[Toybox] [PATCH] tr: fix pathological flushing.

Sat Dec 5 11:32:57 PST 2020

On Sat, Dec 5, 2020 at 3:38 AM Rob Landley <rob at landley.net> wrote:

> On 12/4/20 1:58 PM, enh via Toybox wrote:
> > The AOSP build doesn't use tr (or anything that's still in pending), but
> > the kernel folks have been more aggressive. They found that tr's
> > pathological flushing was adding minutes to their build times.
>
> +  while ((n = read(0, toybuf, sizeof(toybuf)))) {
> +    if (!FLAG(d) && !FLAG(s)) {
> +      for (dst = 0; dst < n; dst++) toybuf[dst] = TT.map[toybuf[dst]];
>
> And when read returns -1 what happens?
>

enh@ realizes he thought he'd changed this to xread and sends a patch,
that's what :-)

(patch sent.)

it's a pity there's no /dev/eio or whatever to test these cases explicitly.

> Sounds like time for me to cleanup and promote this command. (Let's see,
> my todo
> entry for tr is: "TODO: -t (truncate) -a (ascii)" and I do NOT remember
> what -a
> is but I think I was going to make tr support utf8? Which required a
> redesign.
> Possibly it should be -U to support utf8 instead but everything ELSE
> supports
> utf8 by default, because planet.

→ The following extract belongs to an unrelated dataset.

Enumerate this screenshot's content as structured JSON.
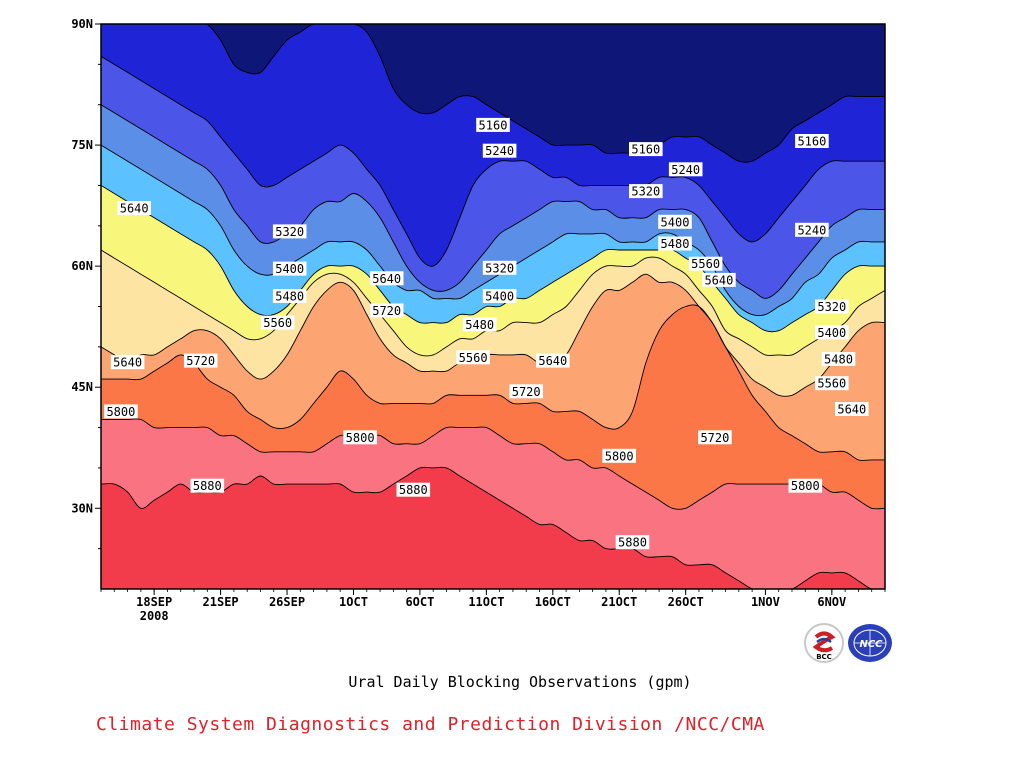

Hmmm...)
>

aye, but i don't think anyone makes you _pay_ for unicode (if you ignore
Plan9 and Inferno, both of which did, but you'd have to go a long way to
find anyone else who's ever used either of those).

but more than that i'm not sure anyone else _has_ done this (if you ignore
Plan9 and Inferno, both of which did, but you'd have to go a long way to
find anyone else who's ever used either of those):

~$ echo '동해 물과 백두산이' | tr '동' '東'
東해 欼과 氱摐산이
~$ echo '동해 물과 백두산이' | busybox tr '동' '東'
東해 欼과 氱摐산이
~$

(you'd expect to see '東해 물과 백두산이' if this actually worked: change from the
hangeul for "east" to the hanja for "east" but leave everything else alone.)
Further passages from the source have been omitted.